A recent study examined how microRNA regulation could affect prostate cancer aggressiveness in hypoxic conditions. Researchers found that cancer cells in prostate tumors adapted their gene expression differently depending on the severity of oxygen deprivation, or hypoxia, in the tumor microenvironment. The findings may pave the way for novel approaches to combat aggressive prostate cancer by targeting microRNA pathways.
Tumor hypoxia—when cancer cells are deprived of oxygen—is known to drive more aggressive forms of prostate cancer, increasing the risk of recurrence following treatments such as radiotherapy and surgery. However, little has been known about the specific molecular mechanisms through which hypoxia impacts cancer cell behavior. The new study shed light on these mechanisms by showing how different levels of hypoxia regulate gene expression through microRNAs (miRNA).
MiRNAs are short, noncoding RNA molecules that regulate gene expression by degrading messenger RNA (mRNA) or inhibiting its translation into proteins. Each miRNA can target multiple genes, orchestrating large regulatory networks, especially under stress conditions like hypoxia. By examining tissue samples from 95 prostate cancer patients, the researchers were able to map miRNA activity at different hypoxia levels within tumors and predict their target genes.
In the study, published in the Journal of Pathology, the researchers identified several miRNAs associated with either moderate or severe hypoxia. These miRNAs regulated critical pathways involved in cancer progression, including cell proliferation and survival.

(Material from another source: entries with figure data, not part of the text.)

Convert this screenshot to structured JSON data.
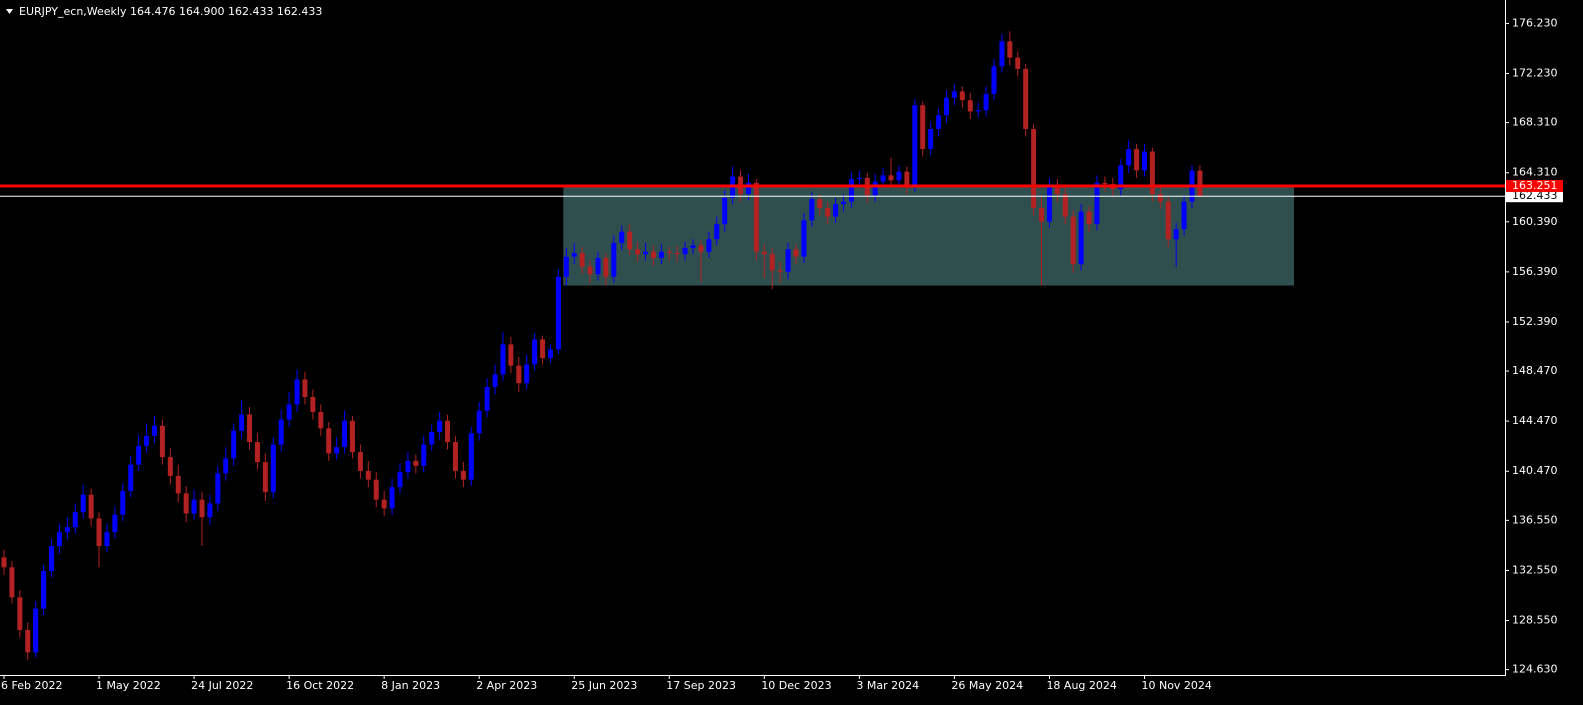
{
  "chart_data": {
    "type": "candlestick",
    "title": "EURJPY_ecn,Weekly  164.476 164.900 162.433 162.433",
    "up_color": "#0000ff",
    "down_color": "#b22222",
    "categories": [
      "6 Feb 2022",
      null,
      null,
      null,
      null,
      null,
      null,
      null,
      null,
      null,
      null,
      null,
      "1 May 2022",
      null,
      null,
      null,
      null,
      null,
      null,
      null,
      null,
      null,
      null,
      null,
      "24 Jul 2022",
      null,
      null,
      null,
      null,
      null,
      null,
      null,
      null,
      null,
      null,
      null,
      "16 Oct 2022",
      null,
      null,
      null,
      null,
      null,
      null,
      null,
      null,
      null,
      null,
      null,
      "8 Jan 2023",
      null,
      null,
      null,
      null,
      null,
      null,
      null,
      null,
      null,
      null,
      null,
      "2 Apr 2023",
      null,
      null,
      null,
      null,
      null,
      null,
      null,
      null,
      null,
      null,
      null,
      "25 Jun 2023",
      null,
      null,
      null,
      null,
      null,
      null,
      null,
      null,
      null,
      null,
      null,
      "17 Sep 2023",
      null,
      null,
      null,
      null,
      null,
      null,
      null,
      null,
      null,
      null,
      null,
      "10 Dec 2023",
      null,
      null,
      null,
      null,
      null,
      null,
      null,
      null,
      null,
      null,
      null,
      "3 Mar 2024",
      null,
      null,
      null,
      null,
      null,
      null,
      null,
      null,
      null,
      null,
      null,
      "26 May 2024",
      null,
      null,
      null,
      null,
      null,
      null,
      null,
      null,
      null,
      null,
      null,
      "18 Aug 2024",
      null,
      null,
      null,
      null,
      null,
      null,
      null,
      null,
      null,
      null,
      null,
      "10 Nov 2024",
      null,
      null,
      null,
      null,
      null,
      null,
      null
    ],
    "open": [
      133.6,
      132.8,
      130.4,
      127.8,
      126.0,
      129.5,
      132.5,
      134.5,
      135.6,
      136.0,
      137.2,
      138.6,
      136.7,
      134.5,
      135.6,
      137.0,
      138.9,
      141.0,
      142.5,
      143.3,
      144.1,
      141.6,
      140.1,
      138.7,
      137.1,
      138.2,
      136.8,
      137.9,
      140.3,
      141.5,
      143.7,
      145.0,
      142.8,
      141.2,
      138.8,
      142.6,
      144.6,
      145.8,
      147.8,
      146.4,
      145.2,
      143.9,
      141.9,
      142.4,
      144.5,
      142.0,
      140.5,
      139.8,
      138.2,
      137.5,
      139.2,
      140.4,
      141.3,
      140.9,
      142.6,
      143.6,
      144.5,
      142.8,
      140.5,
      139.8,
      143.5,
      145.3,
      147.2,
      148.2,
      150.6,
      148.9,
      147.5,
      149.0,
      151.0,
      149.5,
      150.2,
      156.0,
      157.6,
      157.9,
      156.8,
      156.2,
      157.5,
      156.0,
      158.7,
      159.6,
      158.2,
      157.8,
      158.0,
      157.5,
      158.0,
      157.9,
      157.8,
      158.3,
      158.5,
      158.0,
      159.0,
      160.2,
      162.3,
      164.0,
      162.6,
      163.5,
      158.0,
      157.8,
      156.5,
      156.4,
      158.2,
      157.6,
      160.5,
      162.2,
      161.5,
      160.8,
      161.8,
      162.0,
      163.8,
      163.9,
      162.5,
      163.6,
      164.1,
      163.7,
      164.4,
      163.2,
      169.7,
      166.2,
      167.8,
      168.9,
      170.3,
      170.8,
      170.1,
      169.2,
      169.3,
      170.6,
      172.8,
      174.8,
      173.5,
      172.6,
      167.8,
      161.5,
      160.4,
      163.3,
      162.6,
      160.8,
      157.0,
      161.2,
      160.2,
      163.5,
      163.4,
      163.0,
      164.9,
      166.2,
      164.5,
      166.0,
      162.6,
      162.0,
      159.0,
      159.8,
      162.0,
      164.476
    ],
    "high": [
      134.2,
      133.3,
      131.0,
      128.4,
      130.1,
      133.0,
      135.1,
      136.3,
      136.8,
      137.9,
      139.4,
      139.1,
      137.2,
      136.3,
      137.6,
      139.5,
      141.7,
      143.4,
      144.3,
      144.9,
      144.6,
      142.3,
      141.0,
      139.3,
      139.0,
      138.8,
      138.6,
      140.9,
      142.4,
      144.3,
      146.1,
      145.6,
      143.5,
      141.9,
      143.2,
      145.4,
      146.8,
      148.6,
      148.4,
      147.0,
      145.8,
      144.4,
      143.2,
      145.3,
      144.9,
      142.6,
      141.3,
      140.4,
      138.9,
      139.9,
      141.1,
      142.0,
      141.8,
      143.3,
      144.2,
      145.2,
      145.0,
      143.3,
      141.2,
      144.0,
      146.0,
      147.9,
      149.0,
      151.6,
      151.2,
      149.6,
      149.8,
      151.5,
      151.3,
      150.6,
      156.6,
      158.3,
      158.7,
      158.4,
      157.3,
      158.0,
      157.9,
      159.3,
      160.1,
      160.2,
      158.8,
      158.7,
      158.5,
      158.6,
      158.4,
      158.5,
      158.8,
      159.0,
      158.9,
      159.6,
      160.8,
      162.9,
      164.8,
      164.5,
      164.2,
      163.8,
      158.6,
      158.3,
      157.2,
      158.7,
      158.6,
      161.1,
      162.8,
      162.6,
      162.0,
      162.3,
      162.6,
      164.4,
      164.5,
      164.3,
      164.2,
      164.7,
      165.5,
      164.9,
      164.8,
      170.2,
      170.0,
      168.4,
      169.5,
      170.9,
      171.4,
      171.2,
      170.7,
      169.9,
      171.2,
      173.4,
      175.4,
      175.6,
      174.0,
      173.0,
      168.2,
      162.5,
      163.9,
      163.8,
      163.1,
      161.3,
      161.8,
      161.6,
      164.1,
      164.0,
      163.9,
      165.4,
      166.9,
      166.6,
      166.6,
      166.3,
      163.2,
      162.4,
      160.3,
      162.5,
      164.9,
      164.9
    ],
    "low": [
      132.2,
      129.9,
      127.2,
      125.4,
      125.6,
      129.0,
      132.0,
      133.9,
      135.0,
      135.5,
      136.7,
      136.1,
      132.8,
      134.0,
      135.1,
      136.5,
      138.4,
      140.5,
      141.9,
      142.7,
      141.0,
      139.4,
      138.0,
      136.4,
      136.6,
      134.5,
      136.2,
      137.3,
      139.7,
      140.9,
      143.1,
      142.2,
      140.6,
      138.1,
      138.3,
      142.0,
      144.0,
      145.2,
      145.8,
      144.6,
      143.3,
      141.3,
      141.4,
      141.9,
      141.5,
      139.9,
      139.2,
      137.6,
      136.9,
      137.0,
      138.7,
      139.9,
      140.3,
      140.4,
      142.1,
      143.0,
      142.2,
      139.9,
      139.2,
      139.3,
      142.9,
      144.8,
      146.6,
      147.7,
      148.3,
      146.8,
      147.0,
      148.5,
      149.0,
      149.1,
      149.8,
      155.3,
      157.0,
      156.2,
      155.5,
      155.7,
      155.3,
      155.5,
      158.1,
      157.7,
      157.2,
      157.3,
      156.9,
      157.0,
      157.3,
      157.2,
      157.3,
      157.8,
      155.6,
      157.5,
      158.5,
      159.6,
      161.8,
      162.0,
      162.1,
      157.3,
      155.9,
      155.0,
      155.5,
      155.8,
      157.0,
      157.1,
      160.0,
      160.9,
      160.2,
      160.3,
      161.2,
      161.5,
      163.2,
      161.9,
      162.0,
      163.1,
      163.1,
      163.2,
      162.6,
      162.8,
      165.6,
      165.7,
      167.2,
      168.3,
      169.7,
      169.5,
      168.6,
      168.7,
      168.8,
      170.1,
      172.3,
      172.9,
      172.0,
      167.2,
      160.9,
      155.3,
      159.9,
      162.0,
      160.2,
      156.3,
      156.5,
      159.6,
      159.7,
      162.8,
      162.4,
      162.5,
      164.3,
      163.9,
      164.0,
      162.0,
      161.4,
      158.4,
      156.8,
      159.3,
      161.5,
      162.433
    ],
    "close": [
      132.8,
      130.4,
      127.8,
      126.0,
      129.5,
      132.5,
      134.5,
      135.6,
      136.0,
      137.2,
      138.6,
      136.7,
      134.5,
      135.6,
      137.0,
      138.9,
      141.0,
      142.5,
      143.3,
      144.1,
      141.6,
      140.1,
      138.7,
      137.1,
      138.2,
      136.8,
      137.9,
      140.3,
      141.5,
      143.7,
      145.0,
      142.8,
      141.2,
      138.8,
      142.6,
      144.6,
      145.8,
      147.8,
      146.4,
      145.2,
      143.9,
      141.9,
      142.4,
      144.5,
      142.0,
      140.5,
      139.8,
      138.2,
      137.5,
      139.2,
      140.4,
      141.3,
      140.9,
      142.6,
      143.6,
      144.5,
      142.8,
      140.5,
      139.8,
      143.5,
      145.3,
      147.2,
      148.2,
      150.6,
      148.9,
      147.5,
      149.0,
      151.0,
      149.5,
      150.2,
      156.0,
      157.6,
      157.9,
      156.8,
      156.2,
      157.5,
      156.0,
      158.7,
      159.6,
      158.2,
      157.8,
      158.0,
      157.5,
      158.0,
      157.9,
      157.8,
      158.3,
      158.5,
      158.0,
      159.0,
      160.2,
      162.3,
      164.0,
      162.6,
      163.5,
      158.0,
      157.8,
      156.5,
      156.4,
      158.2,
      157.6,
      160.5,
      162.2,
      161.5,
      160.8,
      161.8,
      162.0,
      163.8,
      163.9,
      162.5,
      163.6,
      164.1,
      163.7,
      164.4,
      163.2,
      169.7,
      166.2,
      167.8,
      168.9,
      170.3,
      170.8,
      170.1,
      169.2,
      169.3,
      170.6,
      172.8,
      174.8,
      173.5,
      172.6,
      167.8,
      161.5,
      160.4,
      163.3,
      162.6,
      160.8,
      157.0,
      161.2,
      160.2,
      163.5,
      163.4,
      163.0,
      164.9,
      166.2,
      164.5,
      166.0,
      162.6,
      162.0,
      159.0,
      159.8,
      162.0,
      164.476,
      162.433
    ],
    "ylim": [
      124.2,
      178.1
    ],
    "yticks": [
      {
        "value": 124.63,
        "label": "124.630"
      },
      {
        "value": 128.55,
        "label": "128.550"
      },
      {
        "value": 132.55,
        "label": "132.550"
      },
      {
        "value": 136.55,
        "label": "136.550"
      },
      {
        "value": 140.47,
        "label": "140.470"
      },
      {
        "value": 144.47,
        "label": "144.470"
      },
      {
        "value": 148.47,
        "label": "148.470"
      },
      {
        "value": 152.39,
        "label": "152.390"
      },
      {
        "value": 156.39,
        "label": "156.390"
      },
      {
        "value": 160.39,
        "label": "160.390"
      },
      {
        "value": 164.31,
        "label": "164.310"
      },
      {
        "value": 168.31,
        "label": "168.310"
      },
      {
        "value": 172.23,
        "label": "172.230"
      },
      {
        "value": 176.23,
        "label": "176.230"
      }
    ],
    "hlines": [
      {
        "value": 162.433,
        "color": "#ffffff"
      },
      {
        "value": 163.251,
        "color": "#ff0000"
      }
    ],
    "zone": {
      "ylim": [
        155.3,
        163.251
      ],
      "color": "#2f4f4f"
    }
  }
}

Genes associated with the MYC oncoprotein were activated at all hypoxia levels, while the tumor suppressor gene PTEN was frequently inactivated in regions of severe hypoxia. These findings were confirmed by laboratory techniques such as quantitative PCR and immunohistochemistry.

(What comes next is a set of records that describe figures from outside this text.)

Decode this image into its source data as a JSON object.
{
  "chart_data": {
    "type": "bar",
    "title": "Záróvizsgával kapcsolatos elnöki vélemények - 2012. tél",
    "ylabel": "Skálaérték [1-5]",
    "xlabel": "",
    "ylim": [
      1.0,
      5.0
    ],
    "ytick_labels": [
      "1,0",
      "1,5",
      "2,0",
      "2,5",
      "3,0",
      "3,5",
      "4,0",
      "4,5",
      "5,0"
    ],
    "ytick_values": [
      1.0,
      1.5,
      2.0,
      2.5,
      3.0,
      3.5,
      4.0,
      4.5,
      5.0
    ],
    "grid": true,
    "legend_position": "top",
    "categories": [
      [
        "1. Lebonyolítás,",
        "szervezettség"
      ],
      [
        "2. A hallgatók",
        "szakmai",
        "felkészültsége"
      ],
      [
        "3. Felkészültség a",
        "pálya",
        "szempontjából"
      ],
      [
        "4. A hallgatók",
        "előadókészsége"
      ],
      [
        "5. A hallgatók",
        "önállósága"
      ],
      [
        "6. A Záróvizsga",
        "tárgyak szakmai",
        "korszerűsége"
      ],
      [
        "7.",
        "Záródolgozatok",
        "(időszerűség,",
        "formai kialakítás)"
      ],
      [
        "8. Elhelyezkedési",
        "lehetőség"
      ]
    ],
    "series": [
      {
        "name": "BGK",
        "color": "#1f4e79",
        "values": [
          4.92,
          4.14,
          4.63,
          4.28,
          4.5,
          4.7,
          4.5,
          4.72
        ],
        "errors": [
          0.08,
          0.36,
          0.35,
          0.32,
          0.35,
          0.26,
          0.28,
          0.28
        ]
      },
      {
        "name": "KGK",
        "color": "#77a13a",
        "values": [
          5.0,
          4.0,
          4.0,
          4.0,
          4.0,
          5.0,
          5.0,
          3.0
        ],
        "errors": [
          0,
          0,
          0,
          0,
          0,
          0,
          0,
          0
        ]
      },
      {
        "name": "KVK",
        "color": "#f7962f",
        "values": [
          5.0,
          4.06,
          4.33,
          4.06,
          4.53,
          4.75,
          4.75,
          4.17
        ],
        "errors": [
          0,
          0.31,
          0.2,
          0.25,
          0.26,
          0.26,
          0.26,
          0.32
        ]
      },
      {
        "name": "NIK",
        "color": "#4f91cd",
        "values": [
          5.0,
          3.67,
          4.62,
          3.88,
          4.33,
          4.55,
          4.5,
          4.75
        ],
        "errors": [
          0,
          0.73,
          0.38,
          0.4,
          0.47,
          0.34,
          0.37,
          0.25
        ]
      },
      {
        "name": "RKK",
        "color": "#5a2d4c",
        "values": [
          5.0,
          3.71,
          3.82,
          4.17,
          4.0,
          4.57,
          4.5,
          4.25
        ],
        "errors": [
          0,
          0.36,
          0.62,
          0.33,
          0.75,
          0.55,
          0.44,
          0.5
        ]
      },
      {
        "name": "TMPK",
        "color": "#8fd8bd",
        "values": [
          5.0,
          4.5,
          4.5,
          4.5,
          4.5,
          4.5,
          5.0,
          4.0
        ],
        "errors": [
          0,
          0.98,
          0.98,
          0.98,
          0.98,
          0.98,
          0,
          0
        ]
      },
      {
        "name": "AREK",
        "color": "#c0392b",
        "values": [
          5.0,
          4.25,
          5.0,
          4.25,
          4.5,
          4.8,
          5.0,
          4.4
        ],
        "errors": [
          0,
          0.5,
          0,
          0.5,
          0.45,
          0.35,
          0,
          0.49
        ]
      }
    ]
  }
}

The researchers developed a spatial analysis showing that cancer cells in severely hypoxic areas were more likely to exhibit aggressive traits such as higher rates of cell proliferation compared with those in moderately hypoxic regions. The study also confirmed that miRNA expression was colocalized with markers of cell proliferation and hypoxia, demonstrating the presence of miRNA regulation within these tumor regions.

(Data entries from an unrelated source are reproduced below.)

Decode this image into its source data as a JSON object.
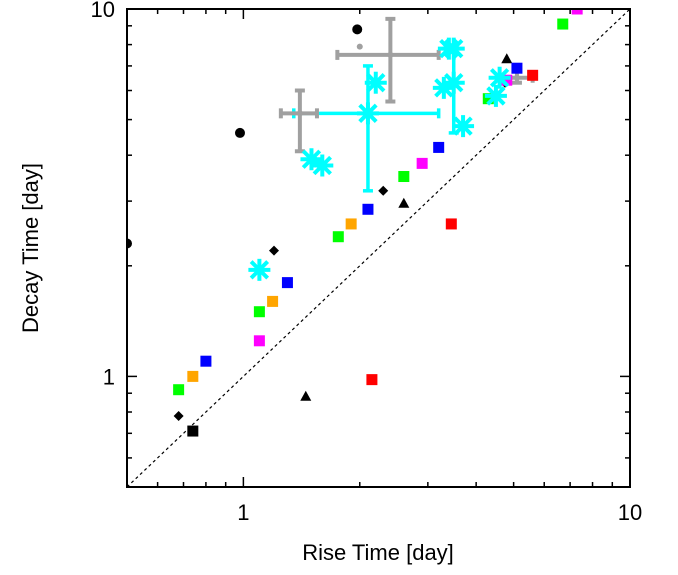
{
  "chart_data": {
    "type": "scatter",
    "xlabel": "Rise Time [day]",
    "ylabel": "Decay Time [day]",
    "xscale": "log",
    "yscale": "log",
    "xlim": [
      0.5,
      10
    ],
    "ylim": [
      0.5,
      10
    ],
    "xticks": [
      {
        "value": 1,
        "label": "1"
      },
      {
        "value": 10,
        "label": "10"
      }
    ],
    "yticks": [
      {
        "value": 1,
        "label": "1"
      },
      {
        "value": 10,
        "label": "10"
      }
    ],
    "reference_line": {
      "style": "dotted",
      "description": "y = x"
    },
    "grid": false,
    "legend": "none",
    "colors": {
      "black": "#000000",
      "green": "#00ff00",
      "orange": "#ffa500",
      "blue": "#0000ff",
      "magenta": "#ff00ff",
      "red": "#ff0000",
      "cyan": "#00ffff",
      "gray": "#a0a0a0"
    },
    "series": [
      {
        "marker": "circle",
        "color": "black",
        "points": [
          [
            0.5,
            2.3
          ],
          [
            0.98,
            4.6
          ],
          [
            1.97,
            8.8
          ]
        ]
      },
      {
        "marker": "diamond",
        "color": "black",
        "points": [
          [
            0.68,
            0.78
          ],
          [
            1.2,
            2.2
          ],
          [
            2.3,
            3.2
          ],
          [
            4.75,
            6.3
          ]
        ]
      },
      {
        "marker": "triangle",
        "color": "black",
        "points": [
          [
            1.45,
            0.88
          ],
          [
            2.6,
            2.95
          ],
          [
            4.8,
            7.3
          ]
        ]
      },
      {
        "marker": "square",
        "color": "black",
        "points": [
          [
            0.74,
            0.71
          ]
        ]
      },
      {
        "marker": "square",
        "color": "green",
        "points": [
          [
            0.68,
            0.92
          ],
          [
            1.1,
            1.5
          ],
          [
            1.76,
            2.4
          ],
          [
            2.6,
            3.5
          ],
          [
            4.3,
            5.7
          ],
          [
            6.7,
            9.1
          ]
        ]
      },
      {
        "marker": "square",
        "color": "orange",
        "points": [
          [
            0.74,
            1.0
          ],
          [
            1.19,
            1.6
          ],
          [
            1.9,
            2.6
          ]
        ]
      },
      {
        "marker": "square",
        "color": "blue",
        "points": [
          [
            0.8,
            1.1
          ],
          [
            1.3,
            1.8
          ],
          [
            2.1,
            2.85
          ],
          [
            3.2,
            4.2
          ],
          [
            5.1,
            6.9
          ]
        ]
      },
      {
        "marker": "square",
        "color": "magenta",
        "points": [
          [
            1.1,
            1.25
          ],
          [
            2.9,
            3.8
          ],
          [
            4.8,
            6.4
          ],
          [
            7.3,
            10.0
          ]
        ]
      },
      {
        "marker": "square",
        "color": "red",
        "points": [
          [
            2.15,
            0.98
          ],
          [
            3.45,
            2.6
          ],
          [
            5.6,
            6.6
          ]
        ]
      },
      {
        "marker": "asterisk",
        "color": "cyan",
        "points": [
          [
            1.1,
            1.95
          ],
          [
            1.5,
            3.9
          ],
          [
            1.6,
            3.75
          ],
          [
            2.1,
            5.2
          ],
          [
            2.2,
            6.3
          ],
          [
            3.3,
            6.1
          ],
          [
            3.5,
            6.3
          ],
          [
            3.4,
            7.8
          ],
          [
            3.5,
            7.8
          ],
          [
            3.7,
            4.8
          ],
          [
            4.5,
            5.8
          ],
          [
            4.6,
            6.5
          ]
        ]
      },
      {
        "marker": "cross",
        "color": "gray",
        "points": [
          [
            1.4,
            5.2
          ],
          [
            2.0,
            7.9
          ],
          [
            2.4,
            7.5
          ],
          [
            5.1,
            6.5
          ]
        ]
      }
    ],
    "error_bars": [
      {
        "color": "cyan",
        "x": 2.1,
        "y": 5.2,
        "xerr": [
          1.35,
          3.2
        ],
        "yerr": [
          3.2,
          7.0
        ]
      },
      {
        "color": "cyan",
        "x": 3.5,
        "y": 6.3,
        "xerr": [
          3.45,
          3.55
        ],
        "yerr": [
          4.6,
          7.8
        ]
      },
      {
        "color": "gray",
        "x": 1.4,
        "y": 5.2,
        "xerr": [
          1.25,
          1.55
        ],
        "yerr": [
          4.1,
          6.0
        ]
      },
      {
        "color": "gray",
        "x": 2.4,
        "y": 7.5,
        "xerr": [
          1.75,
          3.2
        ],
        "yerr": [
          5.6,
          9.4
        ]
      },
      {
        "color": "gray",
        "x": 5.1,
        "y": 6.5,
        "xerr": [
          4.7,
          5.6
        ],
        "yerr": [
          6.3,
          6.8
        ]
      }
    ]
  }
}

In addition, the researchers found that the activity of certain miRNAs—along with the expression of their target genes—had significant prognostic value. In particular, high expression of MYC and the loss of PTEN in severely hypoxic regions were strongly linked to poor outcomes in patients with prostate cancer. The presence of proliferating cancer cells within these hypoxic regions was also associated with a higher risk of disease progression and recurrence.
These findings underscored the importance of miRNA regulation in shaping the aggressiveness of hypoxic prostate tumors. While previous studies have shown that hypoxia is a binary factor—either present or absent1—the current study revealed a more nuanced picture. The level of hypoxia played a crucial role in determining how miRNAs influenced tumor behavior, making these molecules promising therapeutic targets.
The study’s findings indicated that the development of new therapies targeting the specific miRNAs involved in hypoxia-related tumor progression may offer a novel approach in combating aggressive prostate cancer. Based on the results of their study, the researchers noted that inhibiting upregulated miRNAs or restoring the function of downregulated ones could potentially slow down tumor growth and reduce the risk of recurrence.
The authors declared having no competing interests.
Reference
- Hompland T, Fjeldbo CS, Lyng H. Tumor hypoxia as a barrier in cancer therapy: why levels matter. Cancers (Basel) 2021; 13: 499.